En fin de matinée, néanmoins, les premières troupes allemandes sont signalées entre Doué la Fontaine et Thouars, à Bouillé Loretz.
Ce même jour, à Borcq, près d’Airvault, où a été installé un camp de munitions provisoire, annexe de celui d’Angoulême, ordre est donné de détruire les stocks. Vers 14h, une incroyable explosion retentit, faisant vibrer les murs sur plusieurs kilomètres, affolant les populations qui n’avaient pas été prévenues.
Dans les fermes isolées des campagnes, on craint l’arrivée des « barbares » qui, dit-on, violent les femmes et coupent les mains des enfants. Parfois, on préfère fuir. Dans les villages, on se regroupe à plusieurs familles dans une même habitation. A Thouars aussi, chacun se terre, emportant les quelques objets de valeur dans des abris de fortune.
Dans la chaleur étouffante de ce début d’été, chacun sait que le pire est à venir…

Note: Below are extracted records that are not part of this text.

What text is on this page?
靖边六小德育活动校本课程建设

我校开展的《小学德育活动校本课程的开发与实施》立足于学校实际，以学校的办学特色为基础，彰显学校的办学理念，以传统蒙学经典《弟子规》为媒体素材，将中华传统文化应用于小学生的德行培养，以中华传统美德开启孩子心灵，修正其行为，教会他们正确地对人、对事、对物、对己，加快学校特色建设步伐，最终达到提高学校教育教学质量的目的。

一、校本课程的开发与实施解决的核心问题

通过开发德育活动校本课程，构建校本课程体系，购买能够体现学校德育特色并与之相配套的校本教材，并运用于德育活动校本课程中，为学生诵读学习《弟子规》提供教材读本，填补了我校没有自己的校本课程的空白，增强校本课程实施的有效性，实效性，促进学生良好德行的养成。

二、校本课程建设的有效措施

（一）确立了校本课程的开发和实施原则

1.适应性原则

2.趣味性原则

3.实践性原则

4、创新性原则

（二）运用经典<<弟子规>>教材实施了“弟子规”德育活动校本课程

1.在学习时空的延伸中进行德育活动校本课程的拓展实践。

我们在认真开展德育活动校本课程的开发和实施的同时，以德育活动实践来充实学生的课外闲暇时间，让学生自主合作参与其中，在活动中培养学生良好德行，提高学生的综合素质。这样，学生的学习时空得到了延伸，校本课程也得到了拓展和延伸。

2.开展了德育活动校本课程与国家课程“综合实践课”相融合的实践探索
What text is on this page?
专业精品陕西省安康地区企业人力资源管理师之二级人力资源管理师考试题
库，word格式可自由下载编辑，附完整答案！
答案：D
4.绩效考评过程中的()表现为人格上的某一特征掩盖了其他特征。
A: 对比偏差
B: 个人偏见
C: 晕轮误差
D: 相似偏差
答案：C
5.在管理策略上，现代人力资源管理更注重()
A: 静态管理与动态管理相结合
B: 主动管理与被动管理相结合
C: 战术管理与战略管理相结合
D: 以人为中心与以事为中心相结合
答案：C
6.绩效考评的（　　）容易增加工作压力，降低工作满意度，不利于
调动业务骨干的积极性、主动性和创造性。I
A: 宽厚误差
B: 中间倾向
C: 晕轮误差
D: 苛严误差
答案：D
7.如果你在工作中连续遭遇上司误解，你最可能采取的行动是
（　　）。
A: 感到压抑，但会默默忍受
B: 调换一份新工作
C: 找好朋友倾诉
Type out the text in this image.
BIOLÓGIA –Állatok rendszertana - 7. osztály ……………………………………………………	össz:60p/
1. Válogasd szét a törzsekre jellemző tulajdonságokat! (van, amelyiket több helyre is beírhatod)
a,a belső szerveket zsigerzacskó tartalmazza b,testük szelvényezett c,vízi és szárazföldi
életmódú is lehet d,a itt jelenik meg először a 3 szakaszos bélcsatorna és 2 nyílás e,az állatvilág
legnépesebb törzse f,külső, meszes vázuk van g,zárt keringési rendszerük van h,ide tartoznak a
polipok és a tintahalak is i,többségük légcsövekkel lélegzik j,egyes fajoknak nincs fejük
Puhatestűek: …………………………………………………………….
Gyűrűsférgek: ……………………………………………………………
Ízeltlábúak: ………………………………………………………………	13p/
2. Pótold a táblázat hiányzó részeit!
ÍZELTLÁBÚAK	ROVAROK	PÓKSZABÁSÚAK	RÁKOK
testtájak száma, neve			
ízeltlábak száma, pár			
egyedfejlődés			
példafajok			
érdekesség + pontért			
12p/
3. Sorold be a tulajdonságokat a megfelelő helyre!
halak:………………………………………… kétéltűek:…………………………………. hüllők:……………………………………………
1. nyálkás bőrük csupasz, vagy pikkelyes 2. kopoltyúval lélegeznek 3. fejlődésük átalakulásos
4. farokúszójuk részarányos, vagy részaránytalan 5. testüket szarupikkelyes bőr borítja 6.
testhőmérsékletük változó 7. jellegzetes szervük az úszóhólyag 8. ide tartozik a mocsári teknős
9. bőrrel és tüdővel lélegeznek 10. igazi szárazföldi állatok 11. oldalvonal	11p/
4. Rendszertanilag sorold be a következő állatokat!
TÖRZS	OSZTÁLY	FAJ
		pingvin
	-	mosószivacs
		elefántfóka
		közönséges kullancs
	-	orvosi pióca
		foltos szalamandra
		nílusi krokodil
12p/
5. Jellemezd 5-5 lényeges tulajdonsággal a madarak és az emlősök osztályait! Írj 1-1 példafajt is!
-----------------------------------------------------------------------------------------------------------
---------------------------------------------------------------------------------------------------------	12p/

21 juin 1940 : les Allemands s’emparent de Thouars
La Bataille de Thouars, souvent appelée « troisième bataille de Thouars » en référence à celles de 1793 et 1815, naît de l’ordre donné le 21 juin 1940 d’occuper la ville et de la défendre. Les rares troupes françaises encore présentes dans le secteur sont invités à rejoindre Thouars d’urgence, pour contrer l’avancée allemande. Des unités sont placées au nord de la ville sur la route en direction de Montreuil-Bellay mais aussi au sud sur le pont de Saint Jean et les côteaux du Thouet. Les derniers hommes restant au camp de munitions sabordent les amorçages afin qu’ils ne tombent pas aux mains des allemands.
En début d’après-midi, ceux-ci arrivent depuis Loudun et Saumur.
Aux premiers rangs se trouvent les motocyclistes suivis par les unités anti-char et les automitrailleuses. A distance se trouvent les troupes montées. Les premiers coups de feu éclatent et ne cesseront plus de toute la journée. Les allemands sont surpris par cette résistance inattendue et des victimes sont à déplorer des deux côtés. La tension monte au fil des heures. Au nord comme au sud de la ville, les combats font rage. Alors que des poches de résistance se forment, le gros des troupes allemandes s’emparent de la ville, déployant leur matériel.
Dans la rue du Château, des canons sont installés pour répondre aux offensives des soldats français depuis les hauteurs de Saint Jean et de Saint Jacques. On se bat toute la journée et en fin d’après-midi, un formidable orage éclate, point d’orgue de cette funeste journée.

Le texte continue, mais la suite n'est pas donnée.